Actress and writer Carol Drinkwater captivated the audience at the University of California at Davis Olive Center with stories about discovering ancient olive trees on her land and tracing the history of olive trees throughout the Mediterranean.
Center Director Dan Flynn introduced Drinkwater as “one gutsy person,” for her solo journey through war zones and other dangerous places to uncover the route of olive history and culture.
As an actress, Drinkwater is best known for her role as Helen Herriot in the TV series All Creatures Great and Small. Her interest in olive trees started when she and her film director fiancé bought an overgrown plot of land in France. After cutting back a jungle of vegetation, they discovered 68 gnarled olive trees estimated to be 400 years old.
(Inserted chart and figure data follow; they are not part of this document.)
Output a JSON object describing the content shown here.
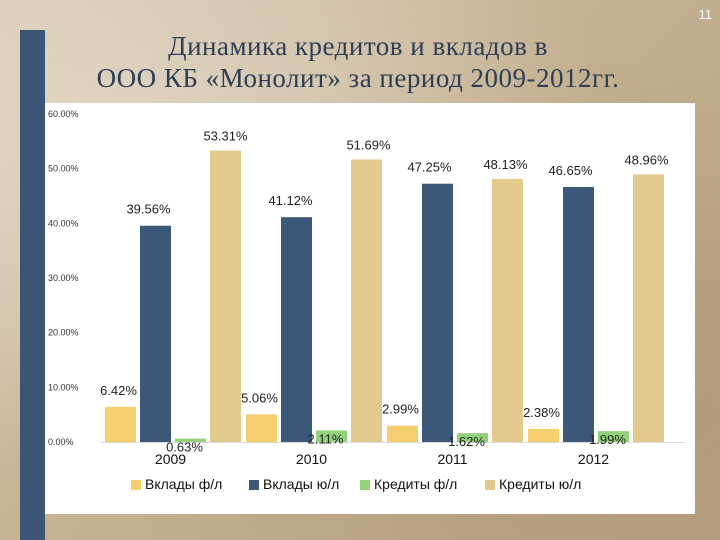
{
  "slide": {
    "number": "11"
  },
  "title": {
    "line1": "Динамика кредитов и вкладов в",
    "line2": "ООО КБ «Монолит» за период 2009-2012гг."
  },
  "colors": {
    "accent_bar": "#3d5575",
    "background": "#c9b79e"
  },
  "chart_data": {
    "type": "bar",
    "categories": [
      "2009",
      "2010",
      "2011",
      "2012"
    ],
    "ylim": [
      0,
      60
    ],
    "yticks": [
      "0.00%",
      "10.00%",
      "20.00%",
      "30.00%",
      "40.00%",
      "50.00%",
      "60.00%"
    ],
    "grid": false,
    "legend_position": "bottom",
    "series": [
      {
        "name": "Вклады ф/л",
        "color": "#f5cf6e",
        "values": [
          6.42,
          5.06,
          2.99,
          2.38
        ],
        "labels": [
          "6.42%",
          "5.06%",
          "2.99%",
          "2.38%"
        ]
      },
      {
        "name": "Вклады ю/л",
        "color": "#3b5878",
        "values": [
          39.56,
          41.12,
          47.25,
          46.65
        ],
        "labels": [
          "39.56%",
          "41.12%",
          "47.25%",
          "46.65%"
        ]
      },
      {
        "name": "Кредиты ф/л",
        "color": "#93d27a",
        "values": [
          0.63,
          2.11,
          1.62,
          1.99
        ],
        "labels": [
          "0.63%",
          "2.11%",
          "1.62%",
          "1.99%"
        ]
      },
      {
        "name": "Кредиты ю/л",
        "color": "#e3c98e",
        "values": [
          53.31,
          51.69,
          48.13,
          48.96
        ],
        "labels": [
          "53.31%",
          "51.69%",
          "48.13%",
          "48.96%"
        ]
      }
    ]
  }
}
They began learning about olive farming and at the end of the first season, brought their harvested olives to a miller who proclaimed the oil exceptional, said Drinkwater.
Drinkwater became inspired to learn more about the history of olives. When a fan sent her a photo of an ancient tree in Lebanon, she started on a journey that took her to Syria, Algeria, Lebanon, Turkey, Malta, Greece and other Mediterranean countries. Drinkwater said that she was held at gunpoint, stuck in Damascus during the September 11 terrorist attacks and had to be “parceled” through Algeria in the company of beekeepers. She found a stand of 6 thriving olive trees in Lebanon that were planted around 4,000 B.C.
Her journey is chronicled in her book, The Olive Route. In total, she has written six books about her olive adventures with more than one million copies sold worldwide, said Flynn. Drinkwater’s latest work is a series of documentaries inspired by her journey.
Drinkwater will be appearing at the New York International Olive Oil Competition on April 16 and 18. She will offer a talk about her discoveries on the olive route and make a presentation on “how to present liquid gold,” said Drinkwater. The marketing segment will include lessons learned from her observations of 6,000 years of olive trade.